Learning Critical Period

Neuro-biological conditions explain the existence of critical periods in the most fundamental skills that we learn in the first decade of our life. The focus here is the development of vision and language.

  • Vision has an early critical period. Kalat (p 178) reports that people who were born blind and had their vision surgically fixed after the critical period (after two years or more) can distinguish brightness but have trouble identifying objects, such that many prefer to keep their eyes shut.
  • Language acquisition has well-known learning stages. We all have seen infants growing in facility of speech, starting at 9 months or a year. Harold Klawans (p 24-27) has patients whose difficulties reveal that the critical period for learning language ends in early adolescence. If they don’t have the experience of hearing and speaking it by then, any later learning is severely compromised.

Academic learning (in fact all subsequent learning) is built upon the elements which we learn during the language critical period. Depending of the breadth or narrowness of our linguistic experience during the critical period, we can either be well prepared for subsequent learning or not well prepared.

Learning Critical Period

Learning Critical Period

Learning Critical Period

In the diagram above is offered a neural view of learning during the critical period, the period during which the skill is most easily learned. The ending of the critical period means that, if the skill has not been mastered, it will never be mastered.

Start of Critical Period

During the critical period of vision (birth to about age 2), the neural synapses in the occipital lobe rapidly adjust their efficiency in transferring the electrical signal across the gap in response to visual input. This rapid adjustment is traced, Kalat p 178, to the occipital lobe’s suffusion with gamma-amino-butyric-acid (GABA).

The visual centers eventually send their determination of the pattern seen to aggregation centers where the information is mingled with hearing, smell, body position, memories, and so on, on the journey to the conscious decision-making areas of the frontal lobe.

At a very high level, the visual neurons have two purposes. First, identify contents of the visual field. Second, send that data to other areas of the brain for further use. They do the first by synaptic adjustments. The second is accomplished by myelination of the axons. Until myelination is completed between the various modules (regions) of the brain, the output of the disconnected modules do not contribute to overall understanding.

End of the Critical Period

When the visual center’s terminating axons have been coated with myelin, their signal is carried fast and without loss to other areas of the brain. The completion of the myelination marks the end of the critical period. For vision this physiological function is complete by age 2.

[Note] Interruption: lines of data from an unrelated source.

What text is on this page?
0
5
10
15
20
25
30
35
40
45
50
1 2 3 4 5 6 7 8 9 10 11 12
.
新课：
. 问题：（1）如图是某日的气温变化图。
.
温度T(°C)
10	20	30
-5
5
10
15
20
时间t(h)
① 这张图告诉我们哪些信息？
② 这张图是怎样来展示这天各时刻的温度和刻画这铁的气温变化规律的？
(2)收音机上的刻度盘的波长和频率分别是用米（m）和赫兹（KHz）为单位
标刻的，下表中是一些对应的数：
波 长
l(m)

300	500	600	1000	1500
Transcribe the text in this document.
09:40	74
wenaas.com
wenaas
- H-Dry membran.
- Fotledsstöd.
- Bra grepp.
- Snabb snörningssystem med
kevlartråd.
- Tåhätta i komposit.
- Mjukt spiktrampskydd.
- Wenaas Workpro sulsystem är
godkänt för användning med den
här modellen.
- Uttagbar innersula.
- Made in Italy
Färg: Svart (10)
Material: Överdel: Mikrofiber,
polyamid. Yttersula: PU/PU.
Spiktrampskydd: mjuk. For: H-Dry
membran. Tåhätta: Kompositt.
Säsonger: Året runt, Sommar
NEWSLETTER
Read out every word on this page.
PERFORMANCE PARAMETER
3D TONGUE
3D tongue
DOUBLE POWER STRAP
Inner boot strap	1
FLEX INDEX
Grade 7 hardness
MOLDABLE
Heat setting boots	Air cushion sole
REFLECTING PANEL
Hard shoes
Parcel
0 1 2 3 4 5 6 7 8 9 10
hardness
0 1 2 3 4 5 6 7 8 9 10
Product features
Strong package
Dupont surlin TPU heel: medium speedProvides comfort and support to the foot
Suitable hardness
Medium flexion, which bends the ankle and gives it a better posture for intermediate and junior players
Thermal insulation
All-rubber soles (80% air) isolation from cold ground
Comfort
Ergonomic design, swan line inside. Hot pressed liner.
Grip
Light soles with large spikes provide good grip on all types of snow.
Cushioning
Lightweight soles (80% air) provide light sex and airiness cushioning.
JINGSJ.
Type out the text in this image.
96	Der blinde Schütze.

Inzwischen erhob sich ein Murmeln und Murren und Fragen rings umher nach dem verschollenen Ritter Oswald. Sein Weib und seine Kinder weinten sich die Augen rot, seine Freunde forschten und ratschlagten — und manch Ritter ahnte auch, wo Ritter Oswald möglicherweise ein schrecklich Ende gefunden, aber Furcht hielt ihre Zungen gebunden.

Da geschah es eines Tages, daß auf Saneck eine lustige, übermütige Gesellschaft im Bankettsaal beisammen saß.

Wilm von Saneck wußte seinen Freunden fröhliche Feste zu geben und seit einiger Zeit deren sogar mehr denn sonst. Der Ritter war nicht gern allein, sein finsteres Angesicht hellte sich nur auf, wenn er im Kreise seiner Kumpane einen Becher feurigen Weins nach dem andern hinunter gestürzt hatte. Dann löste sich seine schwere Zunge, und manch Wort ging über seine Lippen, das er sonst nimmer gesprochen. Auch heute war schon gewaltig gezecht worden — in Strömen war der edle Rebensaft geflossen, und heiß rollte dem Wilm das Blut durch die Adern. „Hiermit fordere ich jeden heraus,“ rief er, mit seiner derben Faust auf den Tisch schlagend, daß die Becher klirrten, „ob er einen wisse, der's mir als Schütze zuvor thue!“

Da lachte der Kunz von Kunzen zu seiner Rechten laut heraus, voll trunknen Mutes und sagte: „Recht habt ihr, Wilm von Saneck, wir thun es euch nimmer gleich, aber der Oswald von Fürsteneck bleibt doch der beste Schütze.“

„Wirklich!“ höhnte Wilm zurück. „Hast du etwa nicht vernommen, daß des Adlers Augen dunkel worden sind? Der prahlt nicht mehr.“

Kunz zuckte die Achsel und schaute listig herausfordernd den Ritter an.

Manfred Spitzer (p 179) discusses myelination as having three main stages.
  1. At birth, the most basic receipt of visual and auditory sensory data is already connected in the cortex; however, each is isolated from the other. Also, the movement and sensory signals in the parietal lobes are myelinated, with a similar isolation from the other myelinated areas.
  2. From birth through grade school, secondary regions of vision, hearing, and motor skills enhance their sensory input and through myelinated axons communicate their results to the other lobes, including the front lobe.
  3. With puberty, the other areas of the cortex interconnect with myelinated axons.
In a more recent book, R. Douglas Fields (p 282) in The Other Brain reports that experimental data now shows that myelination does not complete with the decision-making areas of the prefrontal lobe until a person in their late twenties.

It is not to be overlooked that academic learning is primarily based in the frontal lobes, where the synapses retain a certain flexibility for continued change and where the information (patterns, named and unnamed) are exchanged within the gray matter (non-myelinated axons).

Neural Explanation of Learning and Critical Period

An increase in the GABA neurotransmitter marks the onset of the critical learning period. This physiological chemical permits more rapid classification of input signals into patterns. Of course, if those types of experiences (input signals) are not presented during the critical period the patterns are not learned.

The action of oligodentrocyte cells coat the axon of the terminating neurons of a module in the brain devoted to a particular task. That myelination is completed roughly at the same time as the GABA level decreased.

Limbic System Impact

Although the focus here has been the cortex, the connections between the hippocampus (in the limbic system) are also being myelinated in the years after birth. As Vincze Andras (p 6) remarks, “It is known .. the characteristic, adult-like, long-lasting memory formation cannot be dated before the 5-8 years of age.”

That explains what memories are so scarce from early childhood. With our emotions also arising in the amygdala of the limbic system, our particular experiences during the early critical period of those axons which rise to the cortical lobes will heavily flavor our view of the world.

Learning Continues

At the termination of the critical period, the patterns that have been identified by the neural layer are basically fixed and will not easily be changed. The capability for new learning remains; however, it takes more extreme magnitude and/or frequency of novel input to learn a new pattern after the critical period has passed.

Also as mentioned earlier, learning in the more abstract of our reasoning centers, in the frontal cortex, continue although the ease of new learning decreases as the level of GABA is everywhere reduced with age.

Behavioral norms and cultural categories are also affected by the learning critical period. Their critical periods piggyback onto those controlling physical maturation, discussed further in Maps in the Brain.